Class WeightedStringsFromCSV

  • All Implemented Interfaces:
    java.util.function.LongFunction<java.lang.String>

    public class WeightedStringsFromCSV
    extends java.lang.Object
    implements java.util.function.LongFunction<java.lang.String>
    Provides sampling of a given field in a CSV file according to discrete probabilities. The CSV file must have headers which can be used to find the named columns for value and weight. The value column contains the string result to be returned by the function. The weight column contains the floating-point weight or mass associated with the value on the same line. All the weights are normalized automatically. If there are multiple file names containing the same format, then they will all be read in the same way. If the first word in the filenames list is 'map', then the values will not be pseudo-randomly selected. Instead, they will be mapped over in some other unsorted and stable order as input values vary from 0L to Long.MAX_VALUE. Generally, you want to leave out the 'map' directive to get "random sampling" of these values. This function works the same as the three-parametered form of WeightedStrings, which is deprecated in lieu of this one. Use this one instead.
    • Constructor Summary

      Constructors 
      Constructor Description
      WeightedStringsFromCSV​(java.lang.String valueColumn, java.lang.String weightColumn, java.lang.String... filenames)
      Create a sampler of strings from the given CSV file.
    • Method Summary

      Modifier and Type Method Description
      java.lang.String apply​(long value)  
      • Methods inherited from class java.lang.Object

        clone, equals, finalize, getClass, hashCode, notify, notifyAll, toString, wait, wait, wait
    • Constructor Detail

      • WeightedStringsFromCSV

        public WeightedStringsFromCSV​(java.lang.String valueColumn,
                                      java.lang.String weightColumn,
                                      java.lang.String... filenames)
        Create a sampler of strings from the given CSV file.
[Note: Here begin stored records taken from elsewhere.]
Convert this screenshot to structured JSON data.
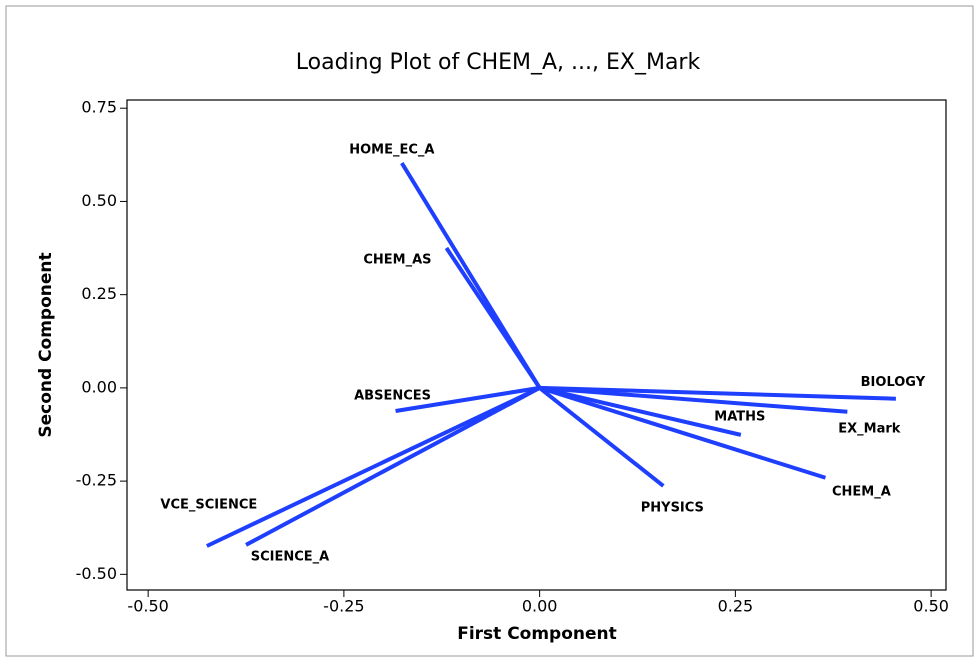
{
  "chart_data": {
    "type": "loading",
    "title": "Loading Plot of CHEM_A, ..., EX_Mark",
    "xlabel": "First Component",
    "ylabel": "Second Component",
    "labels": [
      "HOME_EC_A",
      "CHEM_AS",
      "ABSENCES",
      "VCE_SCIENCE",
      "SCIENCE_A",
      "PHYSICS",
      "MATHS",
      "CHEM_A",
      "EX_Mark",
      "BIOLOGY"
    ],
    "x": [
      -0.176,
      -0.119,
      -0.184,
      -0.425,
      -0.375,
      0.158,
      0.257,
      0.365,
      0.393,
      0.455
    ],
    "y": [
      0.603,
      0.375,
      -0.062,
      -0.424,
      -0.421,
      -0.263,
      -0.126,
      -0.241,
      -0.064,
      -0.029
    ],
    "color": "#1f3fff",
    "xlim": [
      -0.527,
      0.519
    ],
    "ylim": [
      -0.542,
      0.772
    ],
    "xticks": [
      {
        "value": -0.5,
        "label": "-0.50"
      },
      {
        "value": -0.25,
        "label": "-0.25"
      },
      {
        "value": 0,
        "label": "0.00"
      },
      {
        "value": 0.25,
        "label": "0.25"
      },
      {
        "value": 0.5,
        "label": "0.50"
      }
    ],
    "yticks": [
      {
        "value": -0.5,
        "label": "-0.50"
      },
      {
        "value": -0.25,
        "label": "-0.25"
      },
      {
        "value": 0,
        "label": "0.00"
      },
      {
        "value": 0.25,
        "label": "0.25"
      },
      {
        "value": 0.5,
        "label": "0.50"
      },
      {
        "value": 0.75,
        "label": "0.75"
      }
    ]
  }
}
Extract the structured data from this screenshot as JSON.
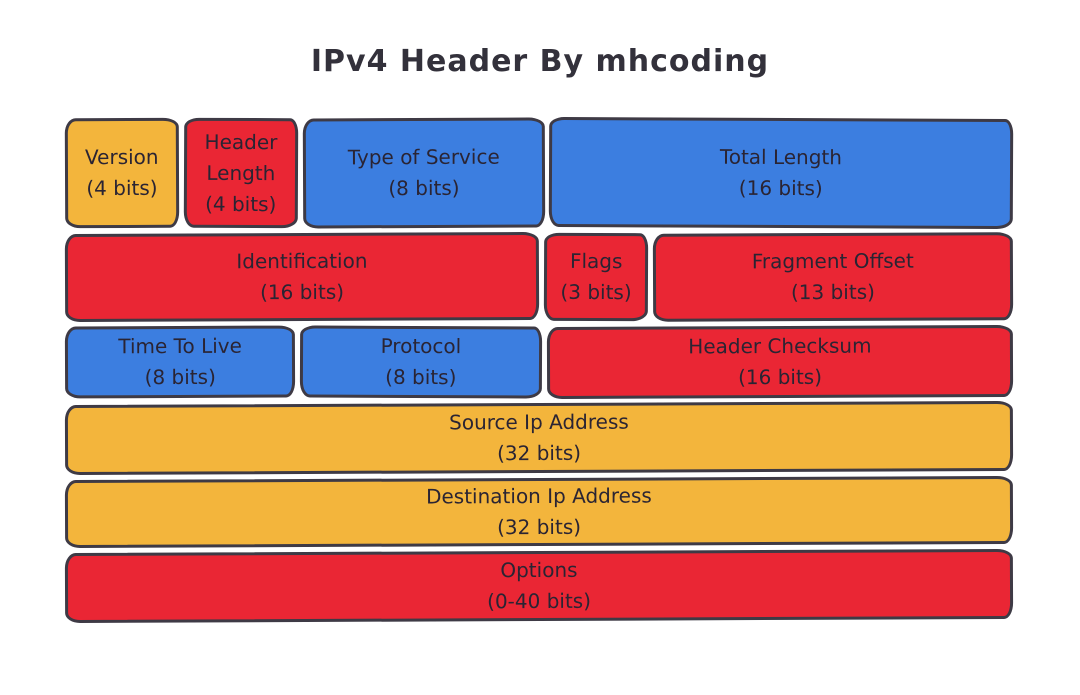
{
  "title": "IPv4 Header By mhcoding",
  "colors": {
    "yellow": "#f3b53c",
    "red": "#ea2634",
    "blue": "#3c7ee0",
    "outline": "#3e3a45",
    "text": "#2a2433"
  },
  "rows": [
    {
      "cells": [
        {
          "label": "Version",
          "bits": "(4 bits)",
          "color": "#f3b53c"
        },
        {
          "label": "Header Length",
          "bits": "(4 bits)",
          "color": "#ea2634"
        },
        {
          "label": "Type of Service",
          "bits": "(8 bits)",
          "color": "#3c7ee0"
        },
        {
          "label": "Total Length",
          "bits": "(16 bits)",
          "color": "#3c7ee0"
        }
      ]
    },
    {
      "cells": [
        {
          "label": "Identification",
          "bits": "(16 bits)",
          "color": "#ea2634"
        },
        {
          "label": "Flags",
          "bits": "(3 bits)",
          "color": "#ea2634"
        },
        {
          "label": "Fragment Offset",
          "bits": "(13 bits)",
          "color": "#ea2634"
        }
      ]
    },
    {
      "cells": [
        {
          "label": "Time To Live",
          "bits": "(8 bits)",
          "color": "#3c7ee0"
        },
        {
          "label": "Protocol",
          "bits": "(8 bits)",
          "color": "#3c7ee0"
        },
        {
          "label": "Header Checksum",
          "bits": "(16 bits)",
          "color": "#ea2634"
        }
      ]
    },
    {
      "cells": [
        {
          "label": "Source Ip Address",
          "bits": "(32 bits)",
          "color": "#f3b53c"
        }
      ]
    },
    {
      "cells": [
        {
          "label": "Destination Ip Address",
          "bits": "(32 bits)",
          "color": "#f3b53c"
        }
      ]
    },
    {
      "cells": [
        {
          "label": "Options",
          "bits": "(0-40 bits)",
          "color": "#ea2634"
        }
      ]
    }
  ]
}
The CSV file must have plain CSV headers as its first line.
        Parameters:
        valueColumn - The name of the value column to be sampled
        weightColumn - The name of the weight column, which must be parsable as a double
        filenames - One or more file names which will be read in to the sampler buffer
    • Method Detail

      • apply

        public java.lang.String apply​(long value)
        Specified by:
        apply in interface java.util.function.LongFunction<java.lang.String>